Sim, tal como entra em conflito a despenalização do consumo
em Portugal, porque a resolução de 1998 da ONU continua a criminalizar o consumo
de todas as drogas ilegais, e Portugal fugiu a isso. Se quiser, essa é uma espécie
de margem de liberdade que ainda sobra a cada estado.
De que forma séria e pedagógica se poderá abordar este tema nas escolas?
Pessoalmente, sou um desintervencionista. Considero que, em
assuntos como este, deverá ser o próprio sistema sócio-cultural, através da
integração expontânea de condutas, a incorporar esse conhecimento. Temos de
aprender a conviver com as drogas, porque elas não vão deixar de fazer parte
do nosso panorama sócio-cultural. É um aspecto que não deve ser diabolizado,
como tem sido até agora, nem entusiaticamente erigido em bandeira, como seria
numa sociedade às avessas desta. Qualquer coisa no meio termo, através de uma
educação responsável. E isso não se faz apenas na escola, mas também em casa
e na comunicação social, com uma atitude de cidadania responsável.

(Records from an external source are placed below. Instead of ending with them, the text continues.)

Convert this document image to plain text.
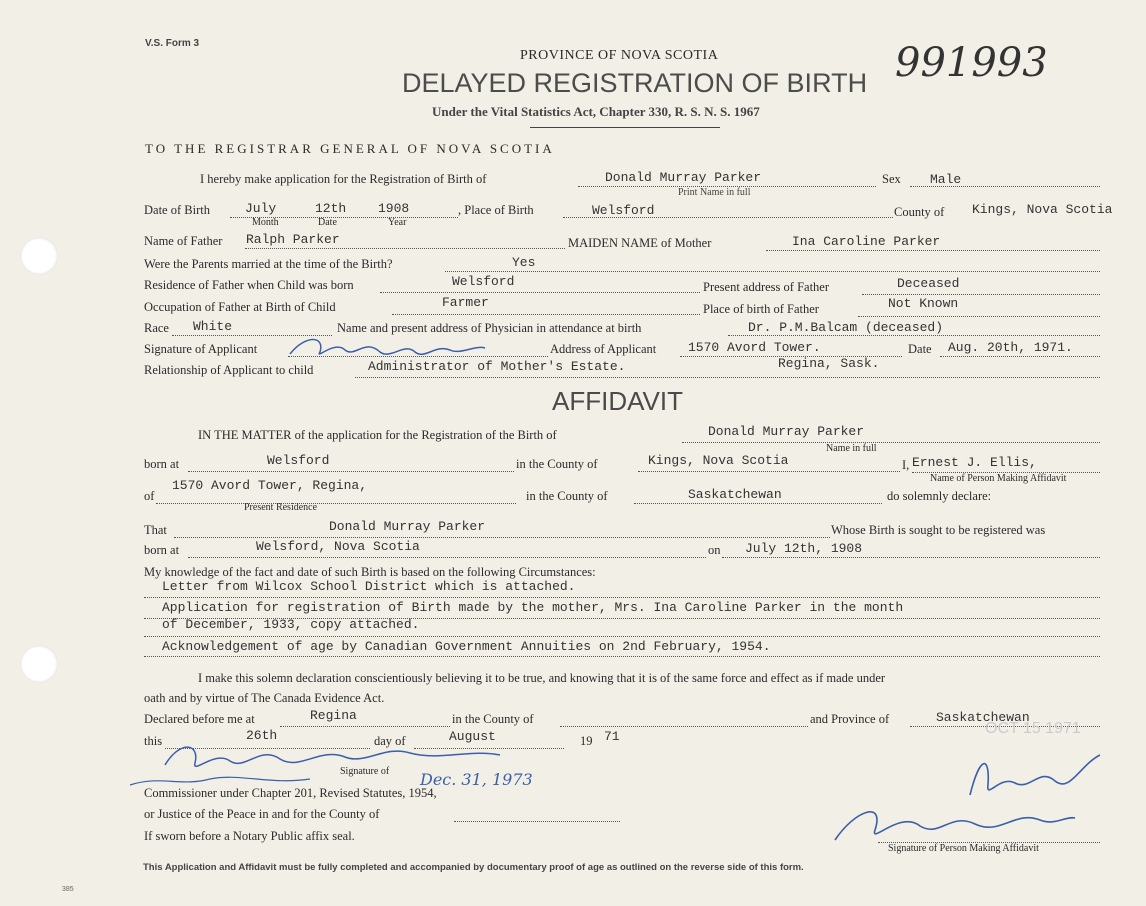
V.S. Form 3
PROVINCE OF NOVA SCOTIA
DELAYED REGISTRATION OF BIRTH
Under the Vital Statistics Act, Chapter 330, R. S. N. S. 1967
991993
TO THE REGISTRAR GENERAL OF NOVA SCOTIA
I hereby make application for the Registration of Birth of	Donald Murray Parker
Print Name in full
Sex Male
Date of Birth	July	12th 1908
Month	Date	Year
, Place of Birth	Welsford	County of Kings, Nova Scotia
Name of Father Ralph Parker	MAIDEN NAME of Mother	Ina Caroline Parker
Were the Parents married at the time of the Birth?	Yes
Residence of Father when Child was born	Welsford	Present address of Father	Deceased
Occupation of Father at Birth of Child	Farmer	Place of birth of Father	Not Known
Race White	Name and present address of Physician in attendance at birth	Dr. P.M.Balcam (deceased)
Signature of Applicant	Address of Applicant 1570 Avord Tower.	Date Aug. 20th, 1971.
Relationship of Applicant to child	Administrator of Mother's Estate.	Regina, Sask.
AFFIDAVIT
IN THE MATTER of the application for the Registration of the Birth of	Donald Murray Parker
Name in full
born at	Welsford	in the County of	Kings, Nova Scotia	I, Ernest J. Ellis,
Name of Person Making Affidavit
of
1570 Avord Tower, Regina,
Present Residence
in the County of	Saskatchewan	do solemnly declare:
That	Donald Murray Parker	Whose Birth is sought to be registered was
born at	Welsford, Nova Scotia	on July 12th, 1908
My knowledge of the fact and date of such Birth is based on the following Circumstances:
Letter from Wilcox School District which is attached.
Application for registration of Birth made by the mother, Mrs. Ina Caroline Parker in the month
of December, 1933, copy attached.
Acknowledgement of age by Canadian Government Annuities on 2nd February, 1954.
I make this solemn declaration conscientiously believing it to be true, and knowing that it is of the same force and effect as if made under
oath and by virtue of The Canada Evidence Act.
Declared before me at	Regina	in the County of	and Province of	Saskatchewan
this	26th	day of	August	19 71
Dec. 31, 1973
Signature of
Commissioner under Chapter 201, Revised Statutes, 1954,
or Justice of the Peace in and for the County of
If sworn before a Notary Public affix seal.
OCT 15 1971
Signature of Person Making Affidavit
This Application and Affidavit must be fully completed and accompanied by documentary proof of age as outlined on the reverse side of this form.
385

É uma questão que, a ser abordada na escola, não precisa de um curriculo próprio,
mas sempre que os adolescentes a despoletarem por curiosidade própria ser objecto
de discussões lúcidas, serenas; não porque queremos vender-lhes um pacote de
prevenção que importamos do Reino Unido. É preciso que os professores façam
um esforço de auto-formação para estarem à altura dos adolescentes e não sirvam
meramente para lhes inculcar uma mensagem negativa, de veiculação de medo, porque
isso já se percebeu que não resulta.